Semester 1, 2024-25

ChatGPT, Optimal Prediction and Optimal Portfolio Selection

Guofu Zhou, Olin Business School, Washington University in St. Louis

Monday 14 October 2024, 12:00-13:00
UNIH-205 University House

We find that good news extracted by ChatGPT from the front pages of Wall Street Journal can predict the stock market and is related to macroeconomic conditions. Consistent with existing theories, investors tend to underreact to positive news, especially during periods of economic downturns, high information uncertainty and high novelty of news. In a related problem, we propose a supervised learning method to find the optimal predictive factor, which is the best linear combination of a large set of predictors.

Our approach outperforms not only both the PCA and PLS, but also all those commonly used state of are machine learning methods. Furthermore, given a large set of factors or strategy returns, we provide a general approach to select factors that achieve the mean-variance efficiency, yielding the pricing kernel.

Optimising the diffusion for sampling with overdamped Langevin dynamics

Gabriel Stoltz, École des ponts ParisTech

Monday 21 October 2024, 16:00-17:00
Watson Building, B16

Overdamped Langevin dynamics are stochastic differential equations, where gradient dynamics are perturbed by noise in order to sample high-dimensional probability measures such as the ones appearing in computational statistical physics and Bayesian inference. By varying the diffusion coefficient, there are in fact infinitely many overdamped Langevin dynamics which preserve the target probability measure at hand. This suggests to optimise the diffusion coefficient in order to increase the convergence rate of the dynamics, as measured by the spectral gap of the generator associated with the stochastic differential equation. We analytically study this problem here, obtaining in particular necessary conditions on the optimal diffusion coefficient. We also derive an explicit expression of the optimal diffusion in some homogenised limit. Numerical results, both on discretisations of the spectral gap problem and Monte Carlo simulations of the stochastic dynamics, demonstrate the increased quality of the sampling arising from an appropriate choice of the diffusion coefficient.

Using machine learning and causal inference for evaluating air pollution control policies

Bowen Liu, University of Birmingham

Wednesday 13 November 2024, 12:00-13:00
University House G07

Traffic emissions are one of the most important sources of urban air pollution. One widely adopted strategy for mitigating urban air pollution is traffic management through Low Emission Zones (LEZs). As many other UK cities are either considering or already implementing similar policies, a rigorous evaluation of its effectiveness is crucial. Using Birmingham's Clean Air zone and London's Ultra Low Emission Zone as case studies, we propose a two-step data driven approach to assess the causal impact of these interventions on local air quality. Our goal is to develop a quantitative, user-friendly tool for evaluating the effects of clean air policies on air pollution levels based on observational data.

Deep learning and American options via free boundary framework

Nneka Umeorah, Cardiff University

Thursday 28 November 2024, 15:00-16:00
Watson R17/18

We propose a deep learning method for solving the American options model with a free boundary feature, leveraging the Landau transformation to extract the early exercise boundary. Our approach employs an implicit dual solution framework, incorporating a novel auxiliary function and free boundary equations. The auxiliary function, utilising a feed-forward deep neural network (DNN) output, mimics far boundary behaviour and satisfies key conditions. As the early exercise boundary is not known a priori, we approximate it and its derivative from the DNN output. Option Greeks are derived from the auxiliary function's derivatives. Comparative testing with existing methods demonstrates the efficiency of our approach in pricing options with early exercise features.

Cross-country risk quantification of extreme wildfires in Mediterranean Europe

Sarah Meier, University of Exeter

Thursday 5 December 2024, 14:00-15:00
Watson Building, LTA

We estimate the country-level risk of extreme wildfires defined by burned area (BA) for Mediterranean Europe and carry out a cross-country comparison.
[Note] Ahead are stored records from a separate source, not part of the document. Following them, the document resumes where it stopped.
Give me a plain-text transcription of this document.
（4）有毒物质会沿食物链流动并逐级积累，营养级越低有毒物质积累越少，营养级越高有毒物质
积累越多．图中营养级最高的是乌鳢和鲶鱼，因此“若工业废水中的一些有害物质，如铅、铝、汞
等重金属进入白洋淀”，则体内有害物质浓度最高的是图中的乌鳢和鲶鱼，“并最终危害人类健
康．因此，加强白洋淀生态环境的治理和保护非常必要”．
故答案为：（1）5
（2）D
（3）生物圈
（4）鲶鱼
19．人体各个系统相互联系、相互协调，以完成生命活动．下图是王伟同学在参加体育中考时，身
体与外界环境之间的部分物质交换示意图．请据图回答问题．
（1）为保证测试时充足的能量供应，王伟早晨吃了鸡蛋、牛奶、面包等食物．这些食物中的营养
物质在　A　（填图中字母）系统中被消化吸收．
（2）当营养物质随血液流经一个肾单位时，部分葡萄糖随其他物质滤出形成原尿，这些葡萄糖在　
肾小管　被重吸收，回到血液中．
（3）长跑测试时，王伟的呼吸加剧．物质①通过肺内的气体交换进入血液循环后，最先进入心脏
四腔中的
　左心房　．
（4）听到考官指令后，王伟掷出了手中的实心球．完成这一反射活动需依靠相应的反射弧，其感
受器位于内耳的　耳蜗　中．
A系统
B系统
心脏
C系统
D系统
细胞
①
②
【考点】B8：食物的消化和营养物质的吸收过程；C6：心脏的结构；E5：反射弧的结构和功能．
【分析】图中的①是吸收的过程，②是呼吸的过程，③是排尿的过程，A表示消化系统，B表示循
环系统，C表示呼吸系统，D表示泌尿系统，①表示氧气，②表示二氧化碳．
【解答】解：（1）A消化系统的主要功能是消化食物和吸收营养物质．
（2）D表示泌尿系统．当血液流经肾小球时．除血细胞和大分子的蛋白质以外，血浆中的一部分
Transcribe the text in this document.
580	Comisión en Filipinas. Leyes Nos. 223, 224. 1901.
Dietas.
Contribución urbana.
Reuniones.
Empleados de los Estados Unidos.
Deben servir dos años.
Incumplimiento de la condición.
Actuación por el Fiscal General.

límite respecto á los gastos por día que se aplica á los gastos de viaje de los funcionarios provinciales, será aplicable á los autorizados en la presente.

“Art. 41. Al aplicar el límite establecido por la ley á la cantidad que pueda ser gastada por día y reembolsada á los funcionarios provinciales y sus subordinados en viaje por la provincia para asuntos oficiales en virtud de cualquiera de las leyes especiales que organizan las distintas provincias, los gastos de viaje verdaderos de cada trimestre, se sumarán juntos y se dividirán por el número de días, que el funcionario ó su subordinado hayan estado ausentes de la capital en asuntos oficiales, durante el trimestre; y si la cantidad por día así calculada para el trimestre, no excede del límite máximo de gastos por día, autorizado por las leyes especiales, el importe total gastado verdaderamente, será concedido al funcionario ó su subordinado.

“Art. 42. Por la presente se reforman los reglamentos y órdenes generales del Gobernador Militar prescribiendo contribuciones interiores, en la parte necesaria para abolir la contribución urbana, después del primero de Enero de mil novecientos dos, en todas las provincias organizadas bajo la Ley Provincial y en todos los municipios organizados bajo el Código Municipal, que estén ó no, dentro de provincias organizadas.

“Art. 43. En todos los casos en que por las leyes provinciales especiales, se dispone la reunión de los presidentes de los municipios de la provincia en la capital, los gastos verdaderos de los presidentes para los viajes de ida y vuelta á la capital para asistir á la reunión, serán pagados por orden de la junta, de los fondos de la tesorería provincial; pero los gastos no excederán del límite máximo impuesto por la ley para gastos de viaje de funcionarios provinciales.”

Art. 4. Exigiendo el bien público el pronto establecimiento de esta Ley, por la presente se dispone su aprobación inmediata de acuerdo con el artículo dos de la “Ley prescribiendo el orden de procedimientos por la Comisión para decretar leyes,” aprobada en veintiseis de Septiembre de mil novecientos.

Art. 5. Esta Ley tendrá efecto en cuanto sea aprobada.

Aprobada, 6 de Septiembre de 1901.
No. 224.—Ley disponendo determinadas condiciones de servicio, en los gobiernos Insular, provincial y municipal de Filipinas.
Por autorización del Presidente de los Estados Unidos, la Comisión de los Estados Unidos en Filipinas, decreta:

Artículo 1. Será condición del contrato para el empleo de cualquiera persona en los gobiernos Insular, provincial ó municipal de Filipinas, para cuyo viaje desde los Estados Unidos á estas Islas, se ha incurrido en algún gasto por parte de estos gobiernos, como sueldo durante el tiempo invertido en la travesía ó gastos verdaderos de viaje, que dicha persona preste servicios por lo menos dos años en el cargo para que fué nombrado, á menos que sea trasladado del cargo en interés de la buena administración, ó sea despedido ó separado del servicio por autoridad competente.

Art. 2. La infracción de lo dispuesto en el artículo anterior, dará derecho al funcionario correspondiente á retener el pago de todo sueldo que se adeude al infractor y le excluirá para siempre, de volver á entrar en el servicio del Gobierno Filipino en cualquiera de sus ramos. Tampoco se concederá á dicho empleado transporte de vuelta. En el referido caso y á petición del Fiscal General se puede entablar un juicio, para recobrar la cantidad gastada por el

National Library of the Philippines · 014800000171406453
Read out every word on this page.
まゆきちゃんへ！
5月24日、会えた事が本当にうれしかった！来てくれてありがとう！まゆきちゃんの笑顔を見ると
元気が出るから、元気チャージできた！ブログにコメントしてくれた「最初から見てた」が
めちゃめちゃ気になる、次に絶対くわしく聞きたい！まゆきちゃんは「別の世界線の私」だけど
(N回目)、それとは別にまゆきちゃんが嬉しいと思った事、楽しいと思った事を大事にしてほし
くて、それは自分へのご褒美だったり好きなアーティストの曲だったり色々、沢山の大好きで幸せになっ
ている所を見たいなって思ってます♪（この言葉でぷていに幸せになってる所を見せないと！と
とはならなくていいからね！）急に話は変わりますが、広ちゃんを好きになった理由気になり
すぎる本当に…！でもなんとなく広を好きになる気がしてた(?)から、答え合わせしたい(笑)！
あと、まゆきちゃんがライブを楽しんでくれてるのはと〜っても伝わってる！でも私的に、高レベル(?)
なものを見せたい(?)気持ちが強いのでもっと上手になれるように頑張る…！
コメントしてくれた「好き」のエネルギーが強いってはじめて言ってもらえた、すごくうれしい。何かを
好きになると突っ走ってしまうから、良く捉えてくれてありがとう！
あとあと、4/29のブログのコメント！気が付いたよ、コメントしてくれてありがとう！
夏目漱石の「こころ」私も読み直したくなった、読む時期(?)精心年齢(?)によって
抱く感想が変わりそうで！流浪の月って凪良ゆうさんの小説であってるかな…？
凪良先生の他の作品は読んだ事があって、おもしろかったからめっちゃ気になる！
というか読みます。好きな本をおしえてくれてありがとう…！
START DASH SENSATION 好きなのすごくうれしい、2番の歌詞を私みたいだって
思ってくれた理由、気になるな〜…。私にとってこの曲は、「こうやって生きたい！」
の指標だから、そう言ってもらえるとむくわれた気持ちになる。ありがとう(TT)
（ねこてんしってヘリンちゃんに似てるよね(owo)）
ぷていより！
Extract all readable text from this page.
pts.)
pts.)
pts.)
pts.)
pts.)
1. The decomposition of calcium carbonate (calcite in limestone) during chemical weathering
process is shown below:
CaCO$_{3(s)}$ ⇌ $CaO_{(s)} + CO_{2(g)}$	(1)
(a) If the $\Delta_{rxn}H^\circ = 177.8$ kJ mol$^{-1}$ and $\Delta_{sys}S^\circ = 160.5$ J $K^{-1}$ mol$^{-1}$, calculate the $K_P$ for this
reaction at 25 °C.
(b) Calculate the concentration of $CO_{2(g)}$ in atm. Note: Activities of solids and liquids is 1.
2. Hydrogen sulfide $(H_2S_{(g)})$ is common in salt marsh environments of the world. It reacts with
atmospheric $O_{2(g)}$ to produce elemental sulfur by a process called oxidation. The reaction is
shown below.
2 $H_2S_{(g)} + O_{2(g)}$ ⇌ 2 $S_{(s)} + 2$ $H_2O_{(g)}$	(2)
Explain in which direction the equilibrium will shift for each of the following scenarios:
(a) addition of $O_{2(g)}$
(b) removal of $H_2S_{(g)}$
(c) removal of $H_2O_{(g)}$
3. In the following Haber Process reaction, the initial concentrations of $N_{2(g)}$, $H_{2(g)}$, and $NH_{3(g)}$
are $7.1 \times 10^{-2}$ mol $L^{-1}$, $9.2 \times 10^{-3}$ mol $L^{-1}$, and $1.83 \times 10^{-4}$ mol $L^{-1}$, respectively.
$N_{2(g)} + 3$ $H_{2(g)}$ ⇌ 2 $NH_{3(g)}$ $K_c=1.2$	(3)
To this end, we avail of the European Forest Fire Information System (EFFIS) geospatial data from 2006 to 2019 to perform an extreme value analysis. More specifically, we apply a point process characterisation of wildfire extremes using maximum likelihood estimation. By modelling covariates, we also evaluate potential trends and correlations with commonly known factors that drive or affect wildfire occurrence, such as the Fire Weather Index as a proxy for meteorological conditions, population density, land cover type, and seasonality. We find that the highest risk of extreme wildfires is in Portugal (PT), followed by Greece (GR), Spain (ES), and Italy (IT) with a 10-year BA return level of 50,338 ha, 33,242 ha, 25,165 ha, and 8,966 ha, respectively. Coupling our results with existing estimates of the monetary impact of large wildfires suggests expected losses of €162–439 million (PT), €81–219 million (ES), €41–290 million (GR), and €18–78 million (IT) for such 10-year return period events.